Но только не сегодня утром. Или ночью, потому что в комнате было темно. Я понятия не имел, кто я такой. Существовали различные варианты, это точно, и я их быстро перебрал. Я мог быть Чазом Уилмотом, художником-неудачником, подделавшим картину, которая теперь провозглашалась одним из величайших творений Веласкеса, скрывающимся от преступников. Я мог быть Чазом Уилмотом, преуспевающим нью-йоркским художником, сошедшим с ума и проходящим курс лечения, обремененным кучей фальшивых воспоминаний, таких же фальшивых, как этот разговор с карлицей эпохи барокко. Или я мог быть Диего Веласкесом, терзаемым кошмарами. Или сочетанием этих троих. Или еще кем-то совершенно другим. А может быть, это уже сам ад? Как мне определить, что к чему?
Поэтому я просто лежал, размеренно дыша, и пытался унять бешено колотящееся сердце. Нет смысла вставать, нет смысла предпринимать какие-либо действия. В психиатрических клиниках есть люди с абсолютно нетронутым мозгом и телом, десятилетиями не совершающие никаких движений по собственной воле. Теперь я понимал почему.

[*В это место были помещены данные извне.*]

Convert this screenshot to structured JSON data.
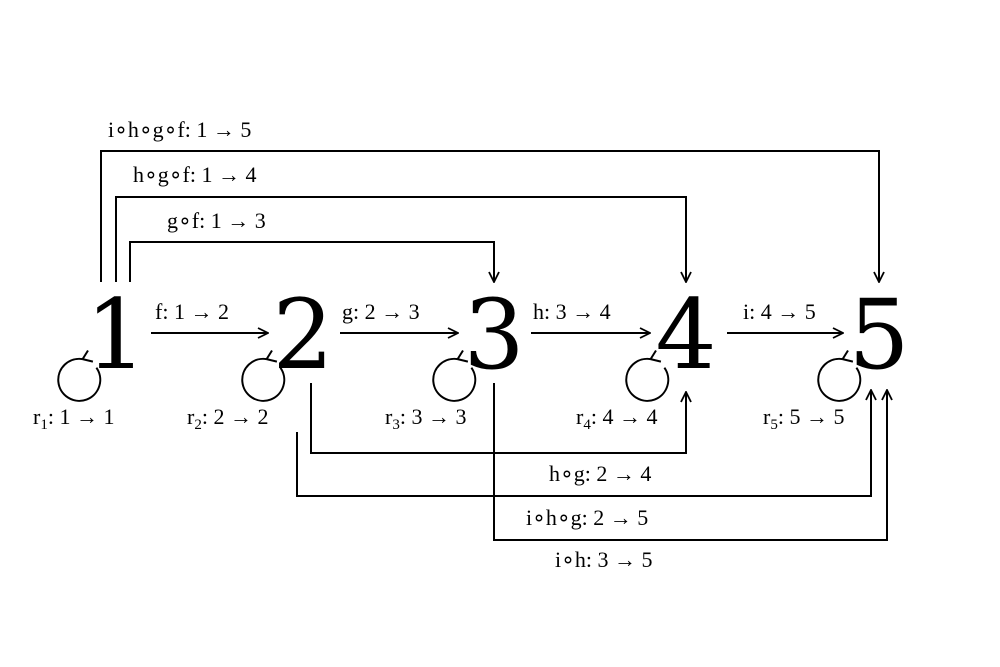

Через какое-то время мочевой пузырь известил меня о том, что его необходимо освободить. Я понимал, что мне нужно встать и найти ночной горшок семнадцатого века или унитаз, но тогда пришлось бы начать двигаться, а даже думать об этом было трудно. Я понял, почему запертые в комнате люди предпочитают целый день валяться в собственных испражнениях. Можно привыкнуть к лежанию в дерьме, но нельзя привыкнуть к ужасу, связанному с решением выйти в мир, непримиримо враждебный и чужой. Вдруг ноги не выдержат и сломаются. Почему бы и нет. Или, если ты пошевелишься, тебя сожрут проглоты, если эти чудовища обитают в твоем конкретном безумии. А может быть, ты превратишься в кого-то другого. Лучше лежать неподвижно. Я помочился в кровать.
Теперь я уже кое-что видел, нечеткие серые образы, источник света очень слабый. Я находился в комнате в доме Креббса. Может быть. А может быть, я был в Китае или в лаборатории доктора Зубкоффа. По виду комната была похожа на мою спальню у Креббса, но видимость обманчива, о да. Художники постоянно обманывают, точнее, обманывали раньше.
Я не спал и наблюдал за тем, как дневной свет проникает в комнату. Я старался ни о чем не думать, но мысли все равно приходили. Время шло. В комнату пришли какие-то люди. Меня переодели и уложили в чистую кровать. Какая-то женщина попробовала покормить меня с ложки, но я стиснул зубы и попытался ее ударить, и женщина закричала, после чего вбежали какие-то люди и привязали мои руки к изголовью кровати. Я ничего не имел против. Я все равно никуда не собирался.
Стук в дверь, или мне показалось. Я лежал очень-очень неподвижно, надеясь, что это пройдет. Нет, снова стук в дверь и голос. Голос произнес:
— Чаз?
Голос знакомый? Откуда мне знать?
Звук открывающейся двери, щелчок, и комната залилась отвратительным светом — я все увидел! Я прищурился, выглядывая из-под одеяла, которым накрылся с головой. На кровать рядом со мной опустилось что-то тяжелое, одеяло потянули в сторону, снова раздался голос. Это был голос Лотты, он должен был меня успокоить, я так по ней соскучился, или по ней соскучился кто-то другой, хотя, быть может, он соскучился по кому-то другому. Женщина хотела, чтобы я встал, она умоляла меня, ребята так расстроены. Мне захотелось узнать, давно ли они здесь? И вообще, здесь ли они?
Женщина открыла мое лицо, и я не пытался его спрятать. Лучше оставаться полностью пассивным. Женщина была очень похожа на Лотту, мою жену, но ее лицо было размытым, нерезким, как лицо карлицы на моей картине. Она прикоснулась к моему лицу и сказала:
— О, Чаз, что с тобой произошло?
Мне тоже хотелось бы это узнать, очень хотелось бы.
Я не знал, что ответить. Я не хотел у нее спрашивать. Я не хотел знать, за кем она замужем.
Женщина сказала:
— Я так тревожилась. Креббс сказал, что у тебя рецидив, ты в бреду, не узнаешь окружающих. Я поспешила приехать.
Я медлил, пытаясь найти собственный голос, и, когда наконец заговорил, он показался мне совершенно незнакомым. Я сказал:
— Я писал для королевской семьи. Я величайший живописец своего времени.